MalveniaMagier schrieb:


> Hey Herbboy,
> mein Fehler! Ich hätte erwähnen sollen das es natürlich ein Windows Tablet sein muss. Android geht natürlich nicht.



ok, da weiß ich jetzt zwar nicht genau bescheid, aber zB bis 400€ kriegst du da maximal eine Intel UHD 650, also einen internen Grafikchip - ob WoW damit überhaupt läuft? Und dann auch noch 4h per Akku? UND: Auf Tablets läuft meistens Windows 10 in der S-Version - ich weiß nicht, ob das für WoW geht.

Wäre ein Notebook nicht die bessere Wahl? Was wolltest du überhaupt maximal ausgeben?


----------



## MalveniaMagier (30. Juni 2020)

Hey Herbboy,
gibt es denn ein Notebook mit 10 Zoll? Vllt ein Netbook? Ich könnte auch 500€ ausgeben. Aber das wäre mir fürs Angeln nicht Wert!


----------



## Herbboy (1. Juli 2020)

MalveniaMagier schrieb:


> Hey Herbboy,
> gibt es denn ein Notebook mit 10 Zoll? Vllt ein Netbook? Ich könnte auch 500€ ausgeben. Aber das wäre mir fürs Angeln nicht Wert!

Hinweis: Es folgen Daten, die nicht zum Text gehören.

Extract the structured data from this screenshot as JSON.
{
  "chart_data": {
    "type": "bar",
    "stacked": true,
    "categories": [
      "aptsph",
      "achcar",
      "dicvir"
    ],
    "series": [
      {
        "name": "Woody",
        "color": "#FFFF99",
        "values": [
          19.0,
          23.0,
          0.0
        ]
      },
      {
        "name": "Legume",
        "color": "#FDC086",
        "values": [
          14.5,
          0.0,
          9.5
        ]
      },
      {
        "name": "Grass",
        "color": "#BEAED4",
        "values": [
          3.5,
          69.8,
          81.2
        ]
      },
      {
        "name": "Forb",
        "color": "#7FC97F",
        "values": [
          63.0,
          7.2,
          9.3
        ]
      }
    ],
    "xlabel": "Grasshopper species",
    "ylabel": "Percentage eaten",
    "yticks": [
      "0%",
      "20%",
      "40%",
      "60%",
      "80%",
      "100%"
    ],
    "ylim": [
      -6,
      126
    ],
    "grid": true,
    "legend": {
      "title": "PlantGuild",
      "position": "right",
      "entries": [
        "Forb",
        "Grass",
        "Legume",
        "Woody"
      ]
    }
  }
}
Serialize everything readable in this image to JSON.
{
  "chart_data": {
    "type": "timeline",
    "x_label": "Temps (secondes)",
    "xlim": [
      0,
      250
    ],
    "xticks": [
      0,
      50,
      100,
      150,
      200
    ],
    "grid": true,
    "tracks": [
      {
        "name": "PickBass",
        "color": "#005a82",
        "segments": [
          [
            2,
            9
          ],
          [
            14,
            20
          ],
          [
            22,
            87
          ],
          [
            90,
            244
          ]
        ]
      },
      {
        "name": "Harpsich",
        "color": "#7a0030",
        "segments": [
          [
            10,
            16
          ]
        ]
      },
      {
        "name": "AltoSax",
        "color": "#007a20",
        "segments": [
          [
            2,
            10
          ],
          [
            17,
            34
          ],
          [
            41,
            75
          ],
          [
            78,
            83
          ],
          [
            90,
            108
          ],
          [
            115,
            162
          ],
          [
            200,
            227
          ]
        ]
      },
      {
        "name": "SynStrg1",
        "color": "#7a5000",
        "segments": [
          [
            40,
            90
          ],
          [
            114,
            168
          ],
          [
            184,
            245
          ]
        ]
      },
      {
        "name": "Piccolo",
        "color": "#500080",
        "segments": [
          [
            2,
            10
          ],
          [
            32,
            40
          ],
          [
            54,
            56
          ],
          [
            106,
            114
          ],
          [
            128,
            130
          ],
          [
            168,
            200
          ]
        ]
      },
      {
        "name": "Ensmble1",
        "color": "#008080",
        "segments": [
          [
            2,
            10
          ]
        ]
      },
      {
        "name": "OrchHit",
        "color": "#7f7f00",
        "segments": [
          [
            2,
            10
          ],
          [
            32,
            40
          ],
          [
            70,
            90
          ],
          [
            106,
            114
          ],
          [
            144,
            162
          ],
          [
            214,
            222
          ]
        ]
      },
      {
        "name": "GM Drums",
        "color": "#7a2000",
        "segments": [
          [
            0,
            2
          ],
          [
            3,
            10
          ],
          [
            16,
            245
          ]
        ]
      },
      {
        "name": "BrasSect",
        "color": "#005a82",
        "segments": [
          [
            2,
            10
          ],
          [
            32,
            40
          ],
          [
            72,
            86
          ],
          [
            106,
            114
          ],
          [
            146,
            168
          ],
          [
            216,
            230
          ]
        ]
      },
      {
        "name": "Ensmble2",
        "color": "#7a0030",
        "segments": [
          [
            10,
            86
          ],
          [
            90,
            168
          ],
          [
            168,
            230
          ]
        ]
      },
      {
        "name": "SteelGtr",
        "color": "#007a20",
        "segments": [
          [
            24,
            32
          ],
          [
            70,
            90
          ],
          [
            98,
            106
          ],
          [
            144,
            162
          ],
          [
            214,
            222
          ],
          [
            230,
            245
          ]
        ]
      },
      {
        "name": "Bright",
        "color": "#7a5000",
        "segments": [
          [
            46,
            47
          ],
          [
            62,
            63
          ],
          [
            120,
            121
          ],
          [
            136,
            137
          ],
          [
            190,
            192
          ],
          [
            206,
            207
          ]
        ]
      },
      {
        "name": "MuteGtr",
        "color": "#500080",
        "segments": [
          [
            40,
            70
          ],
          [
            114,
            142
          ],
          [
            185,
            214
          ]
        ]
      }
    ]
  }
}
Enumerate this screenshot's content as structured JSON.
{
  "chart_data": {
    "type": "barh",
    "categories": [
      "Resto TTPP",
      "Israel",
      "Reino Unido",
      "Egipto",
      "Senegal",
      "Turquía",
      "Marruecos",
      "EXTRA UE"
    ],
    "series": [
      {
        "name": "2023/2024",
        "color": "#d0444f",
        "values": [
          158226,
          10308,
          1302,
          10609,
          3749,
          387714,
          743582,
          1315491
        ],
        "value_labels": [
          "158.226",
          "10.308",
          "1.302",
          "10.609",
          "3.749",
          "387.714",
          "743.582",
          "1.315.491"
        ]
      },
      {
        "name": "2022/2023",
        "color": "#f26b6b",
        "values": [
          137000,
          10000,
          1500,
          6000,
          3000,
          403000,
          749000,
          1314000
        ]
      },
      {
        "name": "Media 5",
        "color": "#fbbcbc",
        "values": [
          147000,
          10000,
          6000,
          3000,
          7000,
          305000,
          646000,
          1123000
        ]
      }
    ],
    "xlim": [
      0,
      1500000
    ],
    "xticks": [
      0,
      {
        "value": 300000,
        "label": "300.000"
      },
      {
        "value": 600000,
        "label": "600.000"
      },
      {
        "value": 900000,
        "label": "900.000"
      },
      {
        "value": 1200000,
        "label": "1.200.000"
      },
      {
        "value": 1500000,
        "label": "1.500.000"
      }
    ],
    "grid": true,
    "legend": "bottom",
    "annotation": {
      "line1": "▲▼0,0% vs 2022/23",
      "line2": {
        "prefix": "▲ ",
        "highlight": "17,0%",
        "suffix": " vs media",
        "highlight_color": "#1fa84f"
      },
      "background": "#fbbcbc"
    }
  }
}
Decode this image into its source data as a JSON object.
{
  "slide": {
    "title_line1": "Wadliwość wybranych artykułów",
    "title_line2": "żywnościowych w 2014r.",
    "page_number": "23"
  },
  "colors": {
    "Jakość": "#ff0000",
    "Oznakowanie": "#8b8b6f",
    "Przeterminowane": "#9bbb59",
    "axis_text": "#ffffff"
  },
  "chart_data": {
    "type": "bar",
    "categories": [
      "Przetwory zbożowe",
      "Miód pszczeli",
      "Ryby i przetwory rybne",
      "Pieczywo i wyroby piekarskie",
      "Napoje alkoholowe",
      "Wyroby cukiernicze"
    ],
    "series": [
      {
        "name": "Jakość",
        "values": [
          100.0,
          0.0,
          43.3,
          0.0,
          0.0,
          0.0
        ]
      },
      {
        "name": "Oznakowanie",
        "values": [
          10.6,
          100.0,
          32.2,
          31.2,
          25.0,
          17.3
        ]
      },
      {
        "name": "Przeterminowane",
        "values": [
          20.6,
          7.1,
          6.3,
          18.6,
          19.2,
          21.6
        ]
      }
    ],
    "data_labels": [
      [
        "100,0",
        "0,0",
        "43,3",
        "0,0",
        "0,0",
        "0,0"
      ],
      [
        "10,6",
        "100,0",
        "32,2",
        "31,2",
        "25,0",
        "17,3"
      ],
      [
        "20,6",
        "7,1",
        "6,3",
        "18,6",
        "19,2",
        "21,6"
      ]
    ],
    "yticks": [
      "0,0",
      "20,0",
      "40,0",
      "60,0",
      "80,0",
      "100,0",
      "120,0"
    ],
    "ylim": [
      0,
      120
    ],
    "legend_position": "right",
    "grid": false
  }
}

Es gibt keine so kleinen Geräte, bei denen WoW garantiert läuft, jedenfalls könnte ich nicht zusichern, dass es mit den Grafiklösungen in Mini-Notebooks klappt. Das ist eben das Problem.


----------



## Worrel (1. Juli 2020)

Auch nicht zu vergessen,daß WoW inzwischen einiges an Speicherplatz verbraucht. So groß sind die Laufwerke in Tablets vielleicht gar nicht.


----------